Le Monde - Que pensez-vous de la situation en Irak au lendemain de l’attentat contre le quartier général de l’ONU à Bagdad ?

Dominique de Villepin - Mon sentiment est que nous assistons à un risque de double spirale. Celle de la confrontation : face à la logique de force qui a été engagée, on voit se multiplier les actes de terrorisme qui font un nombre croissant de victimes, suscitant partout en France une émotion profonde. Celle de la décomposition ensuite : je suis frappé par la déresponsabilisation du peuple irakien face à l’action aujourd’hui menée par la coalition. Le risque est que cet engrenage réduise chaque jour davantage les chances de succès de la reconstruction de l’Irak.

Cette situation est lourde de dangers pour le pays et toute la région. Il faut donc poser la question de la façon la plus efficace d’agir. Ma conviction, c’est que la logique sécuritaire n’est pas celle qui peut permettre à l’Irak de revenir sur les rails. Il faut passer d’une logique d’occupation à une logique politique de restauration de la souveraineté de l’Irak. Il y a urgence à mettre en œuvre cette nouvelle approche, qui doit constituer pour tous un électrochoc salutaire.

Q - Concrètement, qu’est-ce que cela veut dire ?
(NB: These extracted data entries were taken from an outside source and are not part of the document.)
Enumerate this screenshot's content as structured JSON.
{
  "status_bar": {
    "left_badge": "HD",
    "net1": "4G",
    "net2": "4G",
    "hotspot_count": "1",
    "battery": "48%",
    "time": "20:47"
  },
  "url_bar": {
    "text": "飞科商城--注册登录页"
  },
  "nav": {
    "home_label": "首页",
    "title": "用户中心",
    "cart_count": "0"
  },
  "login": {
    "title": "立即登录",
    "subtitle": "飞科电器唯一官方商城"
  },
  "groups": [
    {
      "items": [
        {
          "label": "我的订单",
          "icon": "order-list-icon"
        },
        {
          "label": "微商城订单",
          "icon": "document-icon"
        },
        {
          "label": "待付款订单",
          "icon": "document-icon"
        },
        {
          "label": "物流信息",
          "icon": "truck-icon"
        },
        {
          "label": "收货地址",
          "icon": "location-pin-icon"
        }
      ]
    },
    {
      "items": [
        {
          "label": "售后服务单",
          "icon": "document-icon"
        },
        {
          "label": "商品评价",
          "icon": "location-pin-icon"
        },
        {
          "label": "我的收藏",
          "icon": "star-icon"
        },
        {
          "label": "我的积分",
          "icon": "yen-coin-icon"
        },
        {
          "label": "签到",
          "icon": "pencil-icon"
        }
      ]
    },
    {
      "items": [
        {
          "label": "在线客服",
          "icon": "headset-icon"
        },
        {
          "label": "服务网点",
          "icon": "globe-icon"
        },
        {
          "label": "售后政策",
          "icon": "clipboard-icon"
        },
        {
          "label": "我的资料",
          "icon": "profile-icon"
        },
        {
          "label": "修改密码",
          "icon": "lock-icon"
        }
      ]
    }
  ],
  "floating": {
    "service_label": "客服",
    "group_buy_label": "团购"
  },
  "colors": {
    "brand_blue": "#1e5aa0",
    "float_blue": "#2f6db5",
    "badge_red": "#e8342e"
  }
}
R - La tentation existe d’accentuer la politique de sécurité sans réinvestir le champ politique. Il faut être lucide. Je ne crois pas que ce soit seulement en déclarant la guerre au terrorisme, en accentuant une logique sécuritaire - même si, bien évidemment, tout doit être fait sur ce plan - que l’on aboutira. Je crois que c’est en donnant la primauté à une démarche politique visant à redonner aux Irakiens la maîtrise de leur destin.

Cela implique aussi l’engagement de l’ensemble de la communauté internationale, à travers les Nations unies, pour appuyer et encadrer le processus et lui conférer toute sa légitimité.

Dans un tel contexte, il faut avoir le courage de prendre les mesures qui s’imposent. Nous ne devons pas rester dans l’ambiguïté, tout en sachant qu’il n’y aura pas de solution facile. Mais la voie de la responsabilité collective reste la seule qui peut nous permettre de sortir du piège dans lequel nous sommes aujourd’hui.

Q - Comment ?

R - En transformant d’abord le Conseil de gouvernement irakien en un véritable gouvernement provisoire, capable d’agir et de prendre des décisions de façon indépendante pour poursuivre l’effort de remise en ordre de l’Irak. Avec une priorité notamment : le rétablissement des services publics essentiels.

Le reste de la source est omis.